# Final Project Notebook — Aidan

_Date: August 17, 2025_


This notebook consolidates prior milestones into a complete end‑to‑end project:

- Import & setup
- Data loading
- Initial exploratory data analysis (EDA)
- Data cleaning
- Analysis & visualization to answer **at least four** business questions
- Conclusions, recommendations, and future work





## 1) Project Overview

**Client (who benefits):**  An online retail company looking to optimize its product mix, customer outreach, and
international expansion

**Business context / value:** Inventory optimization through identification of best-selling items and seasonal trends
* Targeted marketing via customer segmentation (RFM)
* Strategic growth by pinpointing lucrative overseas markets
* Pricing strategy insights by understanding price–volume dynamics>_
**Questions to answer:
1. _Q1_ Which products generate the most revenue?
2. _Q2_  How do sales trend over time?

3. _Q3_  How can customers be segmented by RFM (Recency, Frequency, Monetary)?
4. _Q4_ 4. Which countries (outside the UK) contribute most to international revenue?
5. ._Q5_  What’s the relationship between unit price and quantity sold?

**Tools**
- Python (pandas, numpy, matplotlib)
- Jupyter Notebook
- Optional: seaborn, scikit


## Load your data

Choose one of the two options below:

- **Option A (Local path):** set `DATA_PATH` to your file (CSV or XLSX).
- **Option B (Colab upload):** leave `DATA_PATH=None` and run; you'll be prompted to upload.


In [None]:
import pandas as pd
import io, os

# Detect Colab
try:
    from google.colab import files  # type: ignore
    IN_COLAB = True
except Exception:
    IN_COLAB = False

DEFAULT_NAME = "online_retail_sample_10k_clean.csv"  # change if needed

def _read_any(path_or_buf, filename_hint=""):
    """Read CSV/CSV.GZ/Excel into a DataFrame."""
    name = (filename_hint or (str(path_or_buf) if isinstance(path_or_buf, str) else ""))
    lower = name.lower()
    if lower.endswith((".xlsx", ".xls")):
        return pd.read_excel(path_or_buf)
    comp = "gzip" if lower.endswith(".gz") else "infer"
    return pd.read_csv(path_or_buf, compression=comp, low_memory=False, encoding="latin1")

# ==== PROMPT & LOAD ====
if os.path.exists(DEFAULT_NAME):
    print(f"Found {DEFAULT_NAME} in the working directory. Loading it…")
    df_raw = _read_any(DEFAULT_NAME, filename_hint=DEFAULT_NAME)

elif IN_COLAB:
    print("Please upload your CSV / CSV.GZ / XLSX file…")
    uploaded = files.upload()
    if not uploaded:
        raise SystemExit("No file uploaded.")
    name, data = next(iter(uploaded.items()))
    buf = io.BytesIO(data)
    df_raw = _read_any(buf, filename_hint=name)
    print(f"Loaded: {name}  -> shape={df_raw.shape}")

else:
    # Local Jupyter: file dialog with fallback to manual path
    path = ""
    try:
        import tkinter as tk
        from tkinter import filedialog
        tk.Tk().withdraw()
        path = filedialog.askopenfilename(
            title="Select CSV/CSV.GZ or Excel file",
            filetypes=[("CSV", "*.csv"), ("Compressed CSV", "*.csv.gz"),
                       ("Excel", "*.xlsx *.xls"), ("All files", "*.*")]
        )
    except Exception:
        pass
    if not path:
        path = input("Enter path to your CSV/CSV.GZ or Excel file: ").strip()
    if not path:
        raise SystemExit("No file selected.")
    df_raw = _read_any(path, filename_hint=os.path.basename(path))
    print(f"Loaded: {os.path.basename(path)}  -> shape={df_raw.shape}")
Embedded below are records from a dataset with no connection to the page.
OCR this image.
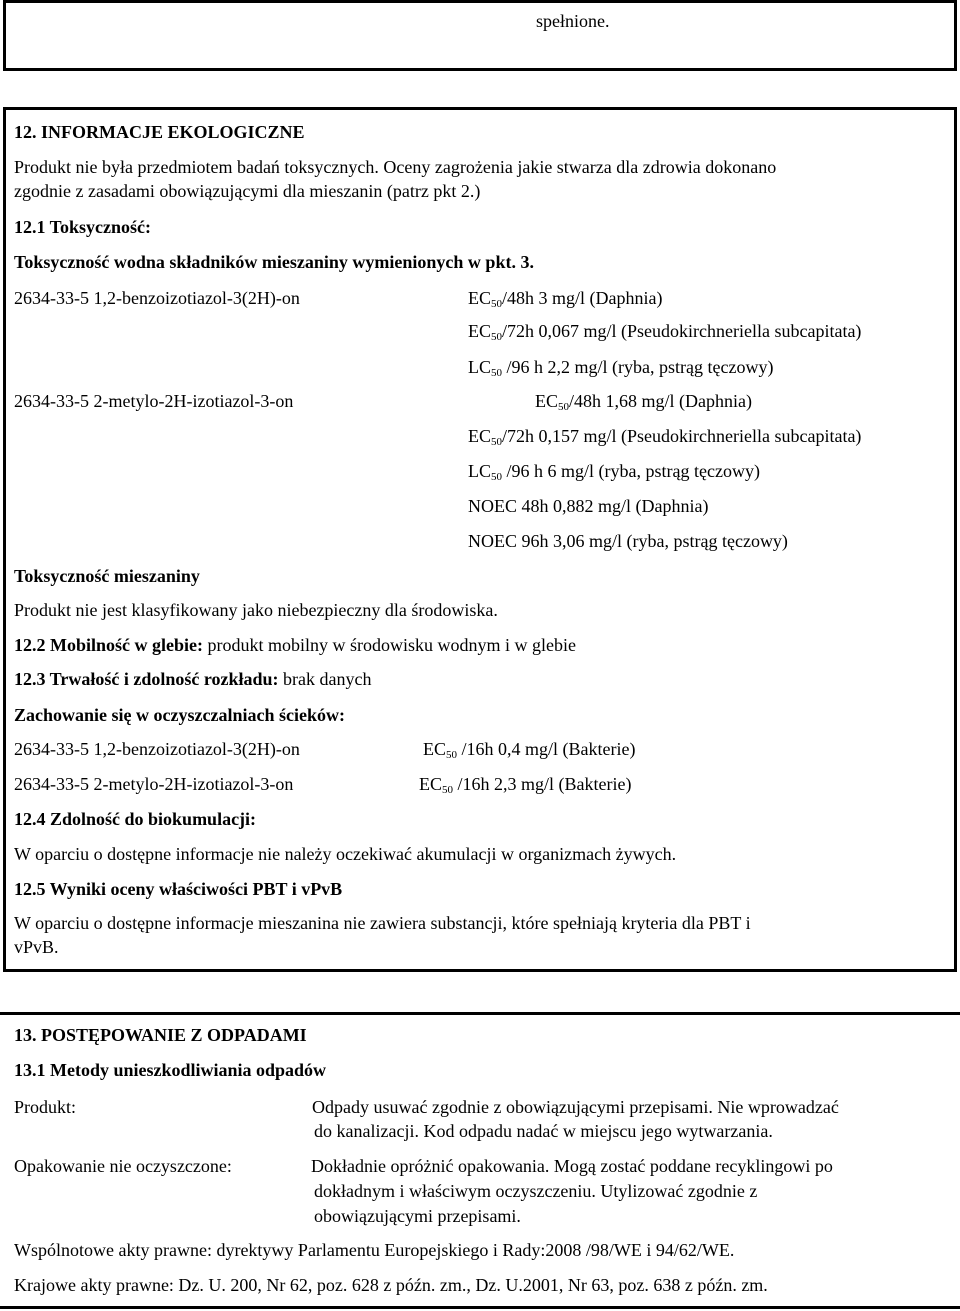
spełnione.
12. INFORMACJE EKOLOGICZNE
Produkt nie była przedmiotem badań toksycznych. Oceny zagrożenia jakie stwarza dla zdrowia dokonano
zgodnie z zasadami obowiązującymi dla mieszanin (patrz pkt 2.)
12.1 Toksyczność:
Toksyczność wodna składników mieszaniny wymienionych w pkt. 3.
2634-33-5 1,2-benzoizotiazol-3(2H)-on	$EC_{50}/48h$ 3 mg/l (Daphnia)
$EC_{50}/72h$ 0,067 mg/l (Pseudokirchneriella subcapitata)
$LC_{50}$ /96 h 2,2 mg/l (ryba, pstrąg tęczowy)
2634-33-5 2-metylo-2H-izotiazol-3-on	$EC_{50}/48h$ 1,68 mg/l (Daphnia)
$EC_{50}/72h$ 0,157 mg/l (Pseudokirchneriella subcapitata)
$LC_{50}$ /96 h 6 mg/l (ryba, pstrąg tęczowy)
NOEC 48h 0,882 mg/l (Daphnia)
NOEC 96h 3,06 mg/l (ryba, pstrąg tęczowy)
Toksyczność mieszaniny
Produkt nie jest klasyfikowany jako niebezpieczny dla środowiska.
12.2 Mobilność w glebie: produkt mobilny w środowisku wodnym i w glebie
12.3 Trwałość i zdolność rozkładu: brak danych
Zachowanie się w oczyszczalniach ścieków:
2634-33-5 1,2-benzoizotiazol-3(2H)-on	$EC_{50}$ /16h 0,4 mg/l (Bakterie)
2634-33-5 2-metylo-2H-izotiazol-3-on	$EC_{50}$ /16h 2,3 mg/l (Bakterie)
12.4 Zdolność do biokumulacji:
W oparciu o dostępne informacje nie należy oczekiwać akumulacji w organizmach żywych.
12.5 Wyniki oceny właściwości PBT i vPvB
W oparciu o dostępne informacje mieszanina nie zawiera substancji, które spełniają kryteria dla PBT i
vPvB.
13. POSTĘPOWANIE Z ODPADAMI
13.1 Metody unieszkodliwiania odpadów
Produkt:	Odpady usuwać zgodnie z obowiązującymi przepisami. Nie wprowadzać
do kanalizacji. Kod odpadu nadać w miejscu jego wytwarzania.
Opakowanie nie oczyszczone:	Dokładnie opróżnić opakowania. Mogą zostać poddane recyklingowi po
dokładnym i właściwym oczyszczeniu. Utylizować zgodnie z
obowiązującymi przepisami.
Wspólnotowe akty prawne: dyrektywy Parlamentu Europejskiego i Rady:2008 /98/WE i 94/62/WE.
Krajowe akty prawne: Dz. U. 200, Nr 62, poz. 628 z późn. zm., Dz. U.2001, Nr 63, poz. 638 z późn. zm.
print("Initial shape:", df_raw.shape)
df_raw.head(3)


Please upload your CSV / CSV.GZ / XLSX file…


#### Detected data‑loader snippet(s) from Milestone 4 (for reference)

## Initial EDA

In [None]:
# Basic shape & columns
try:
    print("Shape:", df.shape)
    print("Columns:", list(df.columns))
except NameError:
    print("⚠️ Define df first in the Data Loading section.")

# Types, info, samples
try:
    print("\nDTypes:")
    print(df.dtypes)
    print("\nInfo:")
    print(df.info())
    display(df.head(10))
    display(df.tail(5))
    display(df.sample(min(5, len(df))))
except Exception as e:
    print("EDA preview error:", e)

# Descriptive statistics (numeric & object separately for clarity)
try:
    display(df.describe(include=[np.number]).T)
    display(df.describe(include=[object]).T)
except Exception as e:
    print("Describe error:", e)


## 5) Data Cleaning PT.1


Describe the cleaning decisions you made and **why** (NaNs, outliers, type fixes, merges, renames, splits, standardization):

- _Example_: Dropped rows with invalid dates because ...
- _Example_: Imputed missing unit price with median by country because ...
- _Example_: Standardized country names ...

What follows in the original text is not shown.